Dr. Renee Obringer’s research interests focus on understanding and evaluating the impact of climate change on urban systems, with an emphasis on water and energy.
Dr. Renee Obringer’s research interests focus on understanding and evaluating the impact of climate change on urban systems, with an emphasis on water and energy. More broadly, she harnesses methods from data science, climatology, and civil engineering to study the nexus between climate change, people, and urban systems. At UNU-INWEH, she investigates climate change impacts and adaptation strategies for complex systems involving large-scale renewable energy generation, hydropower systems, multi-use reservoirs, and water-electricity demand nexus.
Renee’s expertise includes several computational techniques, including machine learning, applied statistics, agent-based modeling, and computational social science methods. She employs these state-of-the-art methodologies to investigate climate change impacts on various systems, both in the near- and long-term, with the aim of developing interpretable models for use by infrastructure managers and policymakers.

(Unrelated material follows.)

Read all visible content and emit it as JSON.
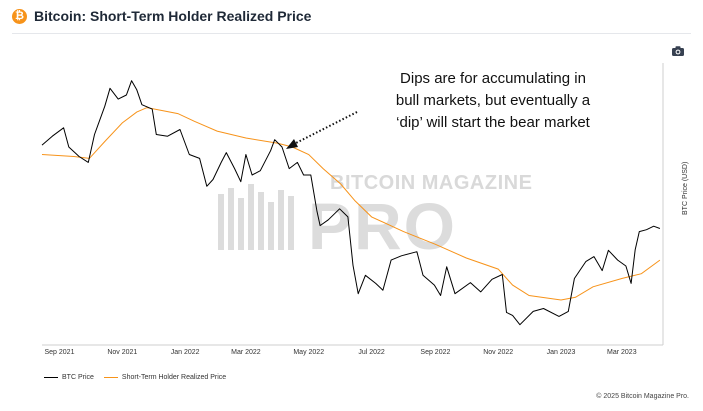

Renee is an assistant professor in the Department of Energy and Mineral Engineering at Penn State University, where she is also a faculty associate in the Earth and Environmental Systems Institute. Prior to starting her role at Penn State, Renee worked as a postdoctoral research fellow at the National Socio-Environmental Synthesis Center at the University of Maryland. She has a Ph.D. in environmental and ecological engineering from Purdue University and a B.Sc. in Environmental engineering from Ohio State University.